I think a binwidth of 0.10 shows reveals the most interesting patterns.
```{r}
#| layout-ncol: 3
ggplot(diamonds, aes(x = carat)) +
geom_histogram(binwidth = 0.01)
ggplot(diamonds, aes(x = carat)) +
geom_histogram(binwidth = 0.10)
ggplot(diamonds, aes(x = carat)) +
geom_histogram(binwidth = 1)
```
## 2.5.5 Exercises {.unnumbered}
1. `manufacturer`, `class`, `fl`, `drv`, `model`, and `trans` are all categorical variables. `displ`, `year`, `cyl`, `cty`, and `hwy` are all numerical variables. You can run `glimpse(mpg)` or `?mpg` to see a list of the variables.
2. The difference is a numerical variable doesn't work with shape aesthetic but a categorical variable does. Also, the color scale is different for numerical and categorical variables.
```{r}
#| layout-ncol: 2
ggplot(
mpg,
aes(x = hwy, y = displ, color = cty)
) +
geom_point()
ggplot(
mpg,
aes(x = hwy, y = displ, size = cty)
) +
geom_point()
ggplot(
mpg,
aes(x = hwy, y = displ, size = cty, color = cty)
) +
geom_point()
ggplot(
mpg,
aes(x = hwy, y = displ, size = cty, color = cty, shape = drv)
) +
geom_point()
```
3. Since there is no line to alter the width of, nothing happens. The code runs as though that aesthetic was not specified.
```{r}
ggplot(mpg, aes(x = hwy, y = displ, linewidth = cty)) +
geom_point()
```
4. See below for a sample plot that maps `hwy` to `x`, `y`y, and `color` aesthetics. ggplot2 will allow you to map the same variable to multiple aesthetics, but the resulting plot is not useful.
```{r}
ggplot(mpg, aes(x = hwy, y = hwy, color = hwy)) +
geom_point()
```
5. Adelies tend to have higher bill depth while Gentoo have longer bills and Chinstrap have deeper and longer bills.
```{r}
ggplot(
penguins,
aes(x = bill_depth_mm, y = bill_length_mm, color = species)
) +
geom_point()
```
6. The code provided in the exercise yields two separate legends because the legend for `color` is renamed to `"Species"` but the legend for shape is not, and is named `"species"` by default instead.
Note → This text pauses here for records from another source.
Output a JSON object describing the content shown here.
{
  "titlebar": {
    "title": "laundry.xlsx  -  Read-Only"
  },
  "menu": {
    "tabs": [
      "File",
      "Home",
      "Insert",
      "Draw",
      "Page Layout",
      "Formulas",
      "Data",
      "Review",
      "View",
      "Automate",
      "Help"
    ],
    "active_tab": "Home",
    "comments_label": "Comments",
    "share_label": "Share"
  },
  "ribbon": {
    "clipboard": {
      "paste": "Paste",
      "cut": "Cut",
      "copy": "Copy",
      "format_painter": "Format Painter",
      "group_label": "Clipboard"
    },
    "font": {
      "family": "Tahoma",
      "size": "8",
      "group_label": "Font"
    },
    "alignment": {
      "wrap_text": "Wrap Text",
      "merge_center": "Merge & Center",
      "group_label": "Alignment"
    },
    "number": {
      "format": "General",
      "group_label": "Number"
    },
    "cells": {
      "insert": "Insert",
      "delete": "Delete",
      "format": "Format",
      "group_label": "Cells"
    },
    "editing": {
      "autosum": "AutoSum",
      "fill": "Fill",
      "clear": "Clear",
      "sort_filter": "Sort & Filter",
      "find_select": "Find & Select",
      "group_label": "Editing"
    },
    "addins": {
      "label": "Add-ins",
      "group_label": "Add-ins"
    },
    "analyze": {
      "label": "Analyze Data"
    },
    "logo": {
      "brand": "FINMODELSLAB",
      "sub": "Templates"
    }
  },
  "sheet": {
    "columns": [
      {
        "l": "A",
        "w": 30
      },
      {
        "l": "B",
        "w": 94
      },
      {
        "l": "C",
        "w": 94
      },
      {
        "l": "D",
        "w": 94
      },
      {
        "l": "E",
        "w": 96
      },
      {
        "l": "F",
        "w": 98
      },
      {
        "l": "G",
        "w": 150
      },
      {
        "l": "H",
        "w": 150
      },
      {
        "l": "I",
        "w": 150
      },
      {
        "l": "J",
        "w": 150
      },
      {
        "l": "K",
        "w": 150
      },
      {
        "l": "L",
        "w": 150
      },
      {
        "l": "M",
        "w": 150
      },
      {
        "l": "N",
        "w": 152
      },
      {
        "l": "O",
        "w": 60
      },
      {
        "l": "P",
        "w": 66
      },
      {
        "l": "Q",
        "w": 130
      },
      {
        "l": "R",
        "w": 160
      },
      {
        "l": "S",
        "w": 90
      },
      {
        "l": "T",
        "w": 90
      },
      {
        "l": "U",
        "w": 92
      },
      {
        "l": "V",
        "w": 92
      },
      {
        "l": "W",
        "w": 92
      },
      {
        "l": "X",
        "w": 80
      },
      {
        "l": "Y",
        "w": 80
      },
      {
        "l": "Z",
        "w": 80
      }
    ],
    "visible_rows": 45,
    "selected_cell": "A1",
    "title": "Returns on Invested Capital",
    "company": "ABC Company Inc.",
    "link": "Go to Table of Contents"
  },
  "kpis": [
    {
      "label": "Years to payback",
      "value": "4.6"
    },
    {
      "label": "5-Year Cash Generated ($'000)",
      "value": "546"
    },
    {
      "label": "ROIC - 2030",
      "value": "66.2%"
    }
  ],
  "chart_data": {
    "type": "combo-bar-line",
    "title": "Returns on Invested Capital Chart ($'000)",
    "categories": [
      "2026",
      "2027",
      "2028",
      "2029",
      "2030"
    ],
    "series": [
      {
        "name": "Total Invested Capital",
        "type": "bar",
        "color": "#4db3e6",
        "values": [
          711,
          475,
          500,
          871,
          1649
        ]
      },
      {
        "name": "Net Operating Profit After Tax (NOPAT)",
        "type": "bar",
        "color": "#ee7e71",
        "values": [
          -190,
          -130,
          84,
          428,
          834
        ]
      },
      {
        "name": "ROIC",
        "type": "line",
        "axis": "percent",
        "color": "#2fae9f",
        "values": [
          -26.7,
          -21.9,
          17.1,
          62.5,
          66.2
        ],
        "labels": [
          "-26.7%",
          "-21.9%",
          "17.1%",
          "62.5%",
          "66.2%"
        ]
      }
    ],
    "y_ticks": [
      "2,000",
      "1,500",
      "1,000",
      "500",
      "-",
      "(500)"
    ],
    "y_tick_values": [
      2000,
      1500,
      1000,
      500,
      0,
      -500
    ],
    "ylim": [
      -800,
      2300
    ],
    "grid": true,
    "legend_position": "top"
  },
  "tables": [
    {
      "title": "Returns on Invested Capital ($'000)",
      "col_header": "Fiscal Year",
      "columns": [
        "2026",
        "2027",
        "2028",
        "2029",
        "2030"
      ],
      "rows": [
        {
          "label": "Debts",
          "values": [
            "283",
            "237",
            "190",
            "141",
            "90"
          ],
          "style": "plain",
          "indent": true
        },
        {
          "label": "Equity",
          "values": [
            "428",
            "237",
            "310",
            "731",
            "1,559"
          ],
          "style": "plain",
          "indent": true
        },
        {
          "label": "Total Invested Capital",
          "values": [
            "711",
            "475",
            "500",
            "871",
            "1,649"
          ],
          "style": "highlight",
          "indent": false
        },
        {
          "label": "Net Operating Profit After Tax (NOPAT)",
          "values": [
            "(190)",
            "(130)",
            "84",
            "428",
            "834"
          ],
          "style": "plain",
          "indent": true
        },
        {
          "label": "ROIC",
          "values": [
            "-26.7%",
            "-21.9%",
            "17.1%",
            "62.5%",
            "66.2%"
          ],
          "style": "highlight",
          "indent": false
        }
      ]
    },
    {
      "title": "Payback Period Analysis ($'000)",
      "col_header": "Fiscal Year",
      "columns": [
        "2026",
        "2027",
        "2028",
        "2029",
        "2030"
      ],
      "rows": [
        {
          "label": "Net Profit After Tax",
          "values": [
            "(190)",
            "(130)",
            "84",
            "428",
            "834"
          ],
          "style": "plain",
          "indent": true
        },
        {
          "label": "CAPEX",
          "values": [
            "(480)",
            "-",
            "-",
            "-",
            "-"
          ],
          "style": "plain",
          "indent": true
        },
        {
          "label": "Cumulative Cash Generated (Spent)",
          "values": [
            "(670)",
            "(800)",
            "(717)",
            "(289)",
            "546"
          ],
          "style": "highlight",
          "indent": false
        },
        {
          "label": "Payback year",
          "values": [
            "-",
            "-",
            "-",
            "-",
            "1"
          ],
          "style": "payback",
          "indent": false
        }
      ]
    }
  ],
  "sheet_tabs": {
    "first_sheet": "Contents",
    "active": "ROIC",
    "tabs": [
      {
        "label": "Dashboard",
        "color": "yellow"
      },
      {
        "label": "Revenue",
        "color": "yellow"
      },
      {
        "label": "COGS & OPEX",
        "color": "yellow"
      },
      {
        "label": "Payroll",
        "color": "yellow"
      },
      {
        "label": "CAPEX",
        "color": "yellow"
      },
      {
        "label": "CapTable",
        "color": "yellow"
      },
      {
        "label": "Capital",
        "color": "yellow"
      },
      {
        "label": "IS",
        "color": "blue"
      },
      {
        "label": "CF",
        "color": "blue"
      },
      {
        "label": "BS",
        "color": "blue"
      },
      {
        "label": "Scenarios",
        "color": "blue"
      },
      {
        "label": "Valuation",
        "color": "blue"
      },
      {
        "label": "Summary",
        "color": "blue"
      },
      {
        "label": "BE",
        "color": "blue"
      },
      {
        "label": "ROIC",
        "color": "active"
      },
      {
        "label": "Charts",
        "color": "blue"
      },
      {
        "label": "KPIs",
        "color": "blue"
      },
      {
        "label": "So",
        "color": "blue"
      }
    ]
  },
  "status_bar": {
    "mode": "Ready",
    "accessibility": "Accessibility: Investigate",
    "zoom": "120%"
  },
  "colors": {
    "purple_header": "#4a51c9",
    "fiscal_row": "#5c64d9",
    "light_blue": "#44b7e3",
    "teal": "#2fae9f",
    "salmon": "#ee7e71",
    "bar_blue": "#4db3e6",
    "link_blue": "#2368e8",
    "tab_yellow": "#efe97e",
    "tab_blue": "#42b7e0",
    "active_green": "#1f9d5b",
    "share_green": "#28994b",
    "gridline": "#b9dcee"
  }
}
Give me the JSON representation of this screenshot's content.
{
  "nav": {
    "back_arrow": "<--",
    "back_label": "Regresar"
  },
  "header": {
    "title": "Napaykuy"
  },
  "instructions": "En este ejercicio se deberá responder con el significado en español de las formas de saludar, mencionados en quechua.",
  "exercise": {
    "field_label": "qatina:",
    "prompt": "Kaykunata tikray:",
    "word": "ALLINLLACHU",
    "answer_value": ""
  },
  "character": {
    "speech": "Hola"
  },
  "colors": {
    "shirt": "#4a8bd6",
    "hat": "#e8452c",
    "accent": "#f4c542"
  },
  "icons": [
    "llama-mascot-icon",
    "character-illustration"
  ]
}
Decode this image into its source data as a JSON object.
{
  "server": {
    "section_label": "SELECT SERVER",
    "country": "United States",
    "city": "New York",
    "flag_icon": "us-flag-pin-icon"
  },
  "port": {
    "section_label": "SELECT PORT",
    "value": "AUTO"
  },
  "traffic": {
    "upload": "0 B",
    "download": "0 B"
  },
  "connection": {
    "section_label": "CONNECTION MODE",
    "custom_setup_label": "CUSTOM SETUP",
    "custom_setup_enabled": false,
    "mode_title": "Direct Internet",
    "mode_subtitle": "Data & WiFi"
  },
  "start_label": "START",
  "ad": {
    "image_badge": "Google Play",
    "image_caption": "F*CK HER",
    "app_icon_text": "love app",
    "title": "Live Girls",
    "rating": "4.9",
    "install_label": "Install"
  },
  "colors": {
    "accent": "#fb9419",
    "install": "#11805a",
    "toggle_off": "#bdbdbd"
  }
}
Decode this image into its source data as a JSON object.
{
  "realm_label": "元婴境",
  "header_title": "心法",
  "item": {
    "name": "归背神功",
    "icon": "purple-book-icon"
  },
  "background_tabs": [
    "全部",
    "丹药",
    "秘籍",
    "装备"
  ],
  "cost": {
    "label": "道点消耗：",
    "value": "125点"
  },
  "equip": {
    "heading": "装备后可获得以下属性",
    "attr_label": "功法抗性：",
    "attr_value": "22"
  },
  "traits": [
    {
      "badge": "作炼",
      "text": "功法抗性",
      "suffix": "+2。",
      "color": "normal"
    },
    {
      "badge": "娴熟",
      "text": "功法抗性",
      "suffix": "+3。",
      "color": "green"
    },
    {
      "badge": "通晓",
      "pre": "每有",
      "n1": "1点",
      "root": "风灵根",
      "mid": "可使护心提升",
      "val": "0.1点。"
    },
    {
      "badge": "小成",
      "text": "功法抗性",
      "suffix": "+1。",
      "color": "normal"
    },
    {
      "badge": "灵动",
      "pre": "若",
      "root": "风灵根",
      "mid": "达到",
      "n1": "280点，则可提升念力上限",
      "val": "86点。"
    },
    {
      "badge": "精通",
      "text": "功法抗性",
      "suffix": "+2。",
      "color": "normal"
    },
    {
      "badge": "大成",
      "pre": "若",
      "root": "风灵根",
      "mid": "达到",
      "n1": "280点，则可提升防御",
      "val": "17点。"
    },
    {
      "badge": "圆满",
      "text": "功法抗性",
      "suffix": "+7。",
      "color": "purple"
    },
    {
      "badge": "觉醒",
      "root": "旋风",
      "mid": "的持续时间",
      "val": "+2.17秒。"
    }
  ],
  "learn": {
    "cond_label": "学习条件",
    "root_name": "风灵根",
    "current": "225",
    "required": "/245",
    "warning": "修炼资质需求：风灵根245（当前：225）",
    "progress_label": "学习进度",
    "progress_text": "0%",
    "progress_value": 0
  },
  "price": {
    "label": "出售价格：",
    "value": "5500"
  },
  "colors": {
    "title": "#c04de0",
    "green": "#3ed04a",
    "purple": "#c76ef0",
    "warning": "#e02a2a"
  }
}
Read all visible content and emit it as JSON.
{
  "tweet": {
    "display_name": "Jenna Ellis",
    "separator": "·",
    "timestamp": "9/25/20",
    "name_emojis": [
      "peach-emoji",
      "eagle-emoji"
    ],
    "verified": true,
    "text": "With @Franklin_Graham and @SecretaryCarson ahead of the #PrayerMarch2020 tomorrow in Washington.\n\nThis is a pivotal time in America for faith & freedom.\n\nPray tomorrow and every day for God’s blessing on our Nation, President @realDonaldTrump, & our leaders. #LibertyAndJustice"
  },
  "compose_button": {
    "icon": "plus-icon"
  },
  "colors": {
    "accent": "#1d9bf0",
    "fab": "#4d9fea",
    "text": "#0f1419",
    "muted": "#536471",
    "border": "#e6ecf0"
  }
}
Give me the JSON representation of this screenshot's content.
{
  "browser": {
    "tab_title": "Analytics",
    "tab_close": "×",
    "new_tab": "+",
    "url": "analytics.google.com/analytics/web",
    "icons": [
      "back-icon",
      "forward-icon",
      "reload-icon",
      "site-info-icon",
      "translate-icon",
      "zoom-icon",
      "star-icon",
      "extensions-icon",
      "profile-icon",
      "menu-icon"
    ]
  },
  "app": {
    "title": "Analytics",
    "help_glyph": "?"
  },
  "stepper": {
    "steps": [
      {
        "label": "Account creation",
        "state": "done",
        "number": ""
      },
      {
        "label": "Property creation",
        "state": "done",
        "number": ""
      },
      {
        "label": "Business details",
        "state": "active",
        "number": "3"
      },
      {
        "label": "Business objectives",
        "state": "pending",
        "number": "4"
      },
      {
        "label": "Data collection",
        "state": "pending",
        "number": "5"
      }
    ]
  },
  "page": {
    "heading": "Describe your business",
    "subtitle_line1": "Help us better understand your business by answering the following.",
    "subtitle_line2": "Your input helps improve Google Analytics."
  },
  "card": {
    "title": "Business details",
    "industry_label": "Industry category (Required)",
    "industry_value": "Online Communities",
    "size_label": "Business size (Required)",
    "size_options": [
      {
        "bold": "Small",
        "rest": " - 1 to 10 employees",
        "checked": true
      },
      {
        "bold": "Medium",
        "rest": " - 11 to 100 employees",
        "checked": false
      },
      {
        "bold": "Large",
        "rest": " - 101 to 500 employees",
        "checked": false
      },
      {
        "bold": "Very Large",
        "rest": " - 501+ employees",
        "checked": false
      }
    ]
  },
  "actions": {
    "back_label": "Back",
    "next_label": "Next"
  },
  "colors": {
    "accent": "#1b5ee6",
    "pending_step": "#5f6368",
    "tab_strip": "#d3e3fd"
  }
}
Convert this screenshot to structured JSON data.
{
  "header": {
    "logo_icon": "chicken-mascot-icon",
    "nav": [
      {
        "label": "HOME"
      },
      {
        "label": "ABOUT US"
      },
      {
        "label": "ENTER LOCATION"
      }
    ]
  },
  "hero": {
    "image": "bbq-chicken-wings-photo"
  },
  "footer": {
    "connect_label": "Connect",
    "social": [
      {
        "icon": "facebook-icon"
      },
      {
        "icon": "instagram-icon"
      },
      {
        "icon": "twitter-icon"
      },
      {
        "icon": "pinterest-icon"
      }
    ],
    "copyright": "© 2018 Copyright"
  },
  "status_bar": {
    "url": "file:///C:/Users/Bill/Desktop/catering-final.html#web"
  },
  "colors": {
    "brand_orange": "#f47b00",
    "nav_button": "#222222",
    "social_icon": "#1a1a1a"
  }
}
To fix it, we would need to explicitly rename the shape legend as well.
```{r}
ggplot(
data = penguins,
mapping = aes(
x = bill_length_mm, y = bill_depth_mm,
color = species, shape = species
)
) +
geom_point() +
labs(
color = "Species",
shape = "Species"
)
```
## 2.6.1 Exercises {.unnumbered}
1. The second plot is saved, because `ggsave()` saves the last plot you made.
```{r}
ggplot(mpg, aes(x = class)) +
geom_bar()
ggplot(mpg, aes(x = cty, y = hwy)) +
geom_point()
ggsave("mpg-plot.png")
```
```{r}
#| include: false
fs::file_delete("mpg-plot.png")
```
2. You need to change the suffix of the file from `png` to `pdf` in the `ggsave()` call.